The Dow Jones Industrial Average closed lower, as did Nasdaq and the S&P 500.

Volume is expected to be low again next week, but there will be manufacturing and new home sales data to examine, as well as weekly jobless claims and oil inventories.

The drug retail sector was a bright spot, helped by strength in shares of Walgreen . The nation's largest drugstore chain by revenue reported better-than-expected first quarter profits, 25% higher than a year ago.

Traders said recent weakness in prices of commodities such as copper and a decline in the Dow Jones transportation average renewed concerns about slower growth, according to Reuters.

Dow laggards include Boeing , Dupont and JP Morgan.

Some traders felt the drop in the markets just before the end of the year is nothing to fret about.

"Just Profit-Taking"

"This is nothing significant at all," Peter Costa, Senior Managing Director with Lipari Partners, told cnbc.com. "We had a good year and a lot of this is just profit-taking, people repositioning their portfolios and saving the profits."

U.S. consumer sentiment fell in December, but the drop was less than Wall Street expected. The University of Michigan said its consumer sentiment index declined to 91.7 in December from 92.1 in November.  Analysts were looking for a reading of 90.2.
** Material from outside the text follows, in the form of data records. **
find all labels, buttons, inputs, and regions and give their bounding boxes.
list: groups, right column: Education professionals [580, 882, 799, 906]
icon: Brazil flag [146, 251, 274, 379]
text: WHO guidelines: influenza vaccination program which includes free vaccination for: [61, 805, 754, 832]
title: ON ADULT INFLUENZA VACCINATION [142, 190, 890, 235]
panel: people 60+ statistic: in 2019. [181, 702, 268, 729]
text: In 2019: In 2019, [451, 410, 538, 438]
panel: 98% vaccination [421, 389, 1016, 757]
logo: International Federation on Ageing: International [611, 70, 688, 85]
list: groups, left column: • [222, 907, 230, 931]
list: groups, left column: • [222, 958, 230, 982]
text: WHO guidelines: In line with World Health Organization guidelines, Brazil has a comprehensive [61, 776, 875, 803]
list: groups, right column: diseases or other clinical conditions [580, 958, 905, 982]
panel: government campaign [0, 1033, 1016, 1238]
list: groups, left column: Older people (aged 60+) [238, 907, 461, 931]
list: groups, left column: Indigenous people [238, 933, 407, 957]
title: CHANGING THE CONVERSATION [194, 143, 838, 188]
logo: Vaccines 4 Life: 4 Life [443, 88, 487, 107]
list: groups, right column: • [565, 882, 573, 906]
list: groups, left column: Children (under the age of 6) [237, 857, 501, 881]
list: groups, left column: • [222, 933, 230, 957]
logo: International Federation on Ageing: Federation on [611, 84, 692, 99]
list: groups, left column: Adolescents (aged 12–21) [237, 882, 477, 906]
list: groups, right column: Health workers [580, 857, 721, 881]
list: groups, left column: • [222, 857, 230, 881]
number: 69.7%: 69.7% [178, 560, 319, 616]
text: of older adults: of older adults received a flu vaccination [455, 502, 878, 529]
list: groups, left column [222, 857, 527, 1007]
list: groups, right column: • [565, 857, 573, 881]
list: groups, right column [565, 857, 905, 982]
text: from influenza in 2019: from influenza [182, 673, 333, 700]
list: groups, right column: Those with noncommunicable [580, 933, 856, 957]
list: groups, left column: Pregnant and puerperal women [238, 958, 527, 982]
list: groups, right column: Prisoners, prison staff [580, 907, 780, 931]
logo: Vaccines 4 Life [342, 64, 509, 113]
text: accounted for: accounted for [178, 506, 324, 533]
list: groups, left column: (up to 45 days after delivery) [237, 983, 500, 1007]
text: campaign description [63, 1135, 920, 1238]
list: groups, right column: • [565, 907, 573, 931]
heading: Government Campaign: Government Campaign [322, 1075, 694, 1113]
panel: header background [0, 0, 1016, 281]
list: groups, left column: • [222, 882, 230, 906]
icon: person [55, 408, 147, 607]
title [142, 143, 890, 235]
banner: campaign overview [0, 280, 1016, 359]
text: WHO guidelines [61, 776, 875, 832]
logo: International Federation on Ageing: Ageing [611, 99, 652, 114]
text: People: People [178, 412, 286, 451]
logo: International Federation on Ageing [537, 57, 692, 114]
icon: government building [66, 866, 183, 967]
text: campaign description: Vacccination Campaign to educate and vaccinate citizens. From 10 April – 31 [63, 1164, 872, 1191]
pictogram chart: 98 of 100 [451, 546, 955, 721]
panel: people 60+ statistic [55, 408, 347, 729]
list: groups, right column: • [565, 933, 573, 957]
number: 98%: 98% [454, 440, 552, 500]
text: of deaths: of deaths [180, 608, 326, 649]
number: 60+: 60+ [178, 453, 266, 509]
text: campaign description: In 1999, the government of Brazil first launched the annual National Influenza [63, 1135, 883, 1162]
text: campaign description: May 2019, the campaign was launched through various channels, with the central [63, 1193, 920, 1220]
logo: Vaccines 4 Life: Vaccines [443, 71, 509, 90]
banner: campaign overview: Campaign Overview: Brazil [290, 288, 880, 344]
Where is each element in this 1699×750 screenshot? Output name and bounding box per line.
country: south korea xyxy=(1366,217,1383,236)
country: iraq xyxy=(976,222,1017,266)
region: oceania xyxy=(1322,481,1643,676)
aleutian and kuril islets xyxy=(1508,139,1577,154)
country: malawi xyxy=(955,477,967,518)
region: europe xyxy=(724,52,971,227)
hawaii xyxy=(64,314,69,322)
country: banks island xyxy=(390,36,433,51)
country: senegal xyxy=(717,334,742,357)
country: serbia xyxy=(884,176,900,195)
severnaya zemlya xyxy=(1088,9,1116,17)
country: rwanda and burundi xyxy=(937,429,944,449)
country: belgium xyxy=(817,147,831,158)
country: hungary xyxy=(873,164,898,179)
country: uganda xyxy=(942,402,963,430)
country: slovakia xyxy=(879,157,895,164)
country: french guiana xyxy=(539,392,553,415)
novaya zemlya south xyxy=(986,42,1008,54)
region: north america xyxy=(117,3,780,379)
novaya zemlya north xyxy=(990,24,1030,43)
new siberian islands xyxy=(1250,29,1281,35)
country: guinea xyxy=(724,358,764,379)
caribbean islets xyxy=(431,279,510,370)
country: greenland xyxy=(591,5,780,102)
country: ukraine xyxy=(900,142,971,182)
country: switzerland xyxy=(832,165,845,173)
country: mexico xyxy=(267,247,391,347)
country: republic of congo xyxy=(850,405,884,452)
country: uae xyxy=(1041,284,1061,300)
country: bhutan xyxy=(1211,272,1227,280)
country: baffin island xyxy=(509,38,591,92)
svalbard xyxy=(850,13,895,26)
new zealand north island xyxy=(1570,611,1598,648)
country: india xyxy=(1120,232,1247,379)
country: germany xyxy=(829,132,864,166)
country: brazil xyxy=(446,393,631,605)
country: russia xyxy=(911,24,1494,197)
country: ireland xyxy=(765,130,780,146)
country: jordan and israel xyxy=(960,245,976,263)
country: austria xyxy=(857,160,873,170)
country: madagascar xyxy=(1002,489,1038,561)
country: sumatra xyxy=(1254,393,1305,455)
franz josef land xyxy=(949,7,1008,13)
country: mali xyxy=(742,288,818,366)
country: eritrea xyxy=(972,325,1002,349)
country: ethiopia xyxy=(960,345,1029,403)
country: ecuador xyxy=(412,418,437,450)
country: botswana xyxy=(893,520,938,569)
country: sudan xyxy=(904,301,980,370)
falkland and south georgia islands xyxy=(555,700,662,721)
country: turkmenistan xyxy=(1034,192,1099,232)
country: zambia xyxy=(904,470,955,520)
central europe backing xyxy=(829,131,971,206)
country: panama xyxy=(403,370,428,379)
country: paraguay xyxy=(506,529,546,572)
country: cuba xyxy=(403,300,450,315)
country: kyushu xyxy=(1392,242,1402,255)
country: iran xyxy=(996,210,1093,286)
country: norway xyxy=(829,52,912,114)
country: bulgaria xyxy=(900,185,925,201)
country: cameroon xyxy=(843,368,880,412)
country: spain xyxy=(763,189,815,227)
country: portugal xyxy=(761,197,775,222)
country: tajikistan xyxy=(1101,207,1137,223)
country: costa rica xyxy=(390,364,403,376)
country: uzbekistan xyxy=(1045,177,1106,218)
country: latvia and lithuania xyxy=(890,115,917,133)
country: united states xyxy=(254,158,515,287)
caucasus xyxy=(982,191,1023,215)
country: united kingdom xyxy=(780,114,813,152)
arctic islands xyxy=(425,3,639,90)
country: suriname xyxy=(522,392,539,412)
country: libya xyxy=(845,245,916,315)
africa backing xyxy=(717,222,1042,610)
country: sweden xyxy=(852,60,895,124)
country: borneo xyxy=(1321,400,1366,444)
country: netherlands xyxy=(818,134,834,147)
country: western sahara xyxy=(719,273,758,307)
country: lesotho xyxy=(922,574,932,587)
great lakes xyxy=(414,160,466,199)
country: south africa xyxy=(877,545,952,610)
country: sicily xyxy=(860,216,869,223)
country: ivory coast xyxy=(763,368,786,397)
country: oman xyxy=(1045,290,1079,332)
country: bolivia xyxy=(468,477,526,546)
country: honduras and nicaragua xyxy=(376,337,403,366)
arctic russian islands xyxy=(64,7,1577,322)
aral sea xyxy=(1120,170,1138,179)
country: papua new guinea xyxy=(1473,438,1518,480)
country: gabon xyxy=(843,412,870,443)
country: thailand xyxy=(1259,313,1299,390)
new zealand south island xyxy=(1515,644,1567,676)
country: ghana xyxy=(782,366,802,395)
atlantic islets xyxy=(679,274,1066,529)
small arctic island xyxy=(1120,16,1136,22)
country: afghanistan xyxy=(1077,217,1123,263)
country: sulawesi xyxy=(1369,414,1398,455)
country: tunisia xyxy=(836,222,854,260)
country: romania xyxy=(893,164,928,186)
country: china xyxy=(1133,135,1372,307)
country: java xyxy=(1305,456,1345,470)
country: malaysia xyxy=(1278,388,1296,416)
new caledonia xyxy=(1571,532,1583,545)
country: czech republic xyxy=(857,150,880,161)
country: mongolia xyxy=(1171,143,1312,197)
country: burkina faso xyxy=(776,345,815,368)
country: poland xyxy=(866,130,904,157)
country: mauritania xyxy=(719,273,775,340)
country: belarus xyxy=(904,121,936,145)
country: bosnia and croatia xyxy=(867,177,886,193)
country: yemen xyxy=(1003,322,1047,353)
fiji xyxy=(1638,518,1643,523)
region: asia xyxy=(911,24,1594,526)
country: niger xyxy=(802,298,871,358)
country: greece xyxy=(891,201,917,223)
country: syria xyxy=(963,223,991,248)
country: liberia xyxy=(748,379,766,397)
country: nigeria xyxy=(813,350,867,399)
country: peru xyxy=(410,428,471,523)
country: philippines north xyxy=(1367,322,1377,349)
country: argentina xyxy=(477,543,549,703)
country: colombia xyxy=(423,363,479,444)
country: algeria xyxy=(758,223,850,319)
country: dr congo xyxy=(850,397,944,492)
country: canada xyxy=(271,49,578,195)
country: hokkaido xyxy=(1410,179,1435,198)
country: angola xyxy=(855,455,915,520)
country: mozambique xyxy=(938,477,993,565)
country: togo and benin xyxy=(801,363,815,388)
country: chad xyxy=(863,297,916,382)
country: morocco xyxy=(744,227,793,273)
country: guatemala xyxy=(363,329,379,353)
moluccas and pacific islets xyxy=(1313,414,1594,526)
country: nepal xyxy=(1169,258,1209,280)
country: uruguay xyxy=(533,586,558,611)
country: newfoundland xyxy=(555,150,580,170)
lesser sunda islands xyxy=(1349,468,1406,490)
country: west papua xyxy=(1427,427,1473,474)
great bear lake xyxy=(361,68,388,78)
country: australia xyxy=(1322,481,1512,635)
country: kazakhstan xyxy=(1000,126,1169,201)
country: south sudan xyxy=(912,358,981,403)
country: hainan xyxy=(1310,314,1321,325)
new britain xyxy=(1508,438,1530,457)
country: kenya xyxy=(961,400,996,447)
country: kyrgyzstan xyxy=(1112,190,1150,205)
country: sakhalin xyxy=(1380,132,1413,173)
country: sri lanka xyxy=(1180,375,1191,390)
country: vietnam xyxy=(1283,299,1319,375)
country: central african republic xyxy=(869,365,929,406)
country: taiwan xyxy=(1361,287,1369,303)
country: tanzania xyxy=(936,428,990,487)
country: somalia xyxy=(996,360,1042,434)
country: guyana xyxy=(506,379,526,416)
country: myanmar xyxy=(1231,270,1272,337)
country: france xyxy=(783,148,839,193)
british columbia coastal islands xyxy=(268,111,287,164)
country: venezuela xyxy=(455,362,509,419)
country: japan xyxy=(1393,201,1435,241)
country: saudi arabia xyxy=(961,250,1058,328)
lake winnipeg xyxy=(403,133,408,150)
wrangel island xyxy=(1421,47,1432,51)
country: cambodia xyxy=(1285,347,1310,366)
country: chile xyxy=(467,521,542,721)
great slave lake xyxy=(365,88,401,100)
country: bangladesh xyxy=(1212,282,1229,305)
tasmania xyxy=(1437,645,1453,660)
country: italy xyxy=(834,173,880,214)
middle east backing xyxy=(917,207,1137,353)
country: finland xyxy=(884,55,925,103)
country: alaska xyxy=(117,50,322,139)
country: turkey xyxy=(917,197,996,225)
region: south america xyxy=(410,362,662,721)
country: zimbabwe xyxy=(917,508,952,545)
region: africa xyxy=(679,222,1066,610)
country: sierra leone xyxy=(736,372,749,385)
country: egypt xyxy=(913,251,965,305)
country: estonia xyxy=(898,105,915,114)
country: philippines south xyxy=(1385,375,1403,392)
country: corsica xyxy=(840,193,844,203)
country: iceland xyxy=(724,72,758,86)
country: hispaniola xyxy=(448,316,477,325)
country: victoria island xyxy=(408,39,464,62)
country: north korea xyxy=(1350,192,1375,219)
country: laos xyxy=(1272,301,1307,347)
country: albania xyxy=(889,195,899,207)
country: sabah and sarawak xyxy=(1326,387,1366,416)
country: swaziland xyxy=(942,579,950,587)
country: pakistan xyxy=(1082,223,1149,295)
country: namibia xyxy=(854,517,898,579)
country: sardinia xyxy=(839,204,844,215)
The government reported that orders for durable goods rose 1.9% in November, beating economists' estimates. Durable orders plunged 8.2% in October.

Personal income rose 0.3% in November and spending increased 0.5%.  However, the core PCE price index--one of the Federal Reserve's favorite inflation gauges, personal consumption expenditures excluding food and energy--was unchanged. Economists predicted a 0.2% rise in the core PCE index.

It's official - Liberty Media has agreed to swap its stake in News Corp. for the largest stake in DirecTV.   News Corp. said it would exchange its 38.5% stake in the satellite television company for Liberty Media's 16.3% stake in News Corp.

Red Hat Higher

Shares of Red Hat were higher after the company posted quarterly earnings that beat the Street estimate.  The largest distributor of Linux open-source software reported a profit of $29.6 billion or 14 cents a share, above the 12 cents a share analysts were expecting.

Oracle is a significant competitor, however Red Hat CEO Matt Szulick, appearing on CNBC's "Squawk Box," said his company's positive performance reflects a preference for an "open, transparent, collaborative" model rather than the closed model of older software companies.

"I think open-source software represents not just new technology, but a new and collaborative way to deliver value to large global customers," said Szulick "When you look at the results, 12,000 new customers in the quarter, 25 customers renewed, just really fantastic growth at the deferred revenue line. All of these, I think, is indicative of the young company responding to competitive challenge."

The former chief executive of Pfizer will get all of his retirement package after all.  In a regulatory filing, the company says Henry McKinnell will receive a total of $199 million, which includes pension, deferred compensation and other cash and stock that was due him under his contract.  McKinnell was forced into early retirement in part due to investor anger over his lucrative pension package.

Blackberry maker Research In Motion reported strong subscriber growth in the third quarter and offered revenue guidance well above analysts' expectations.  Shares started the session in positive territory, but turned lower.

European Markets End Mostly Lower

London's FTSE-100 closed up slightly in a shortened holiday session, while Frankfurt's DAX and the CAC-40 in Paris declined.

Tokyo Ends on a High Note

Stocks finished stronger in Japan. Tokyo's Nikkei 225 Average closed higher as investors locked in profits on recent gainers including Sony ahead of holidays overseas.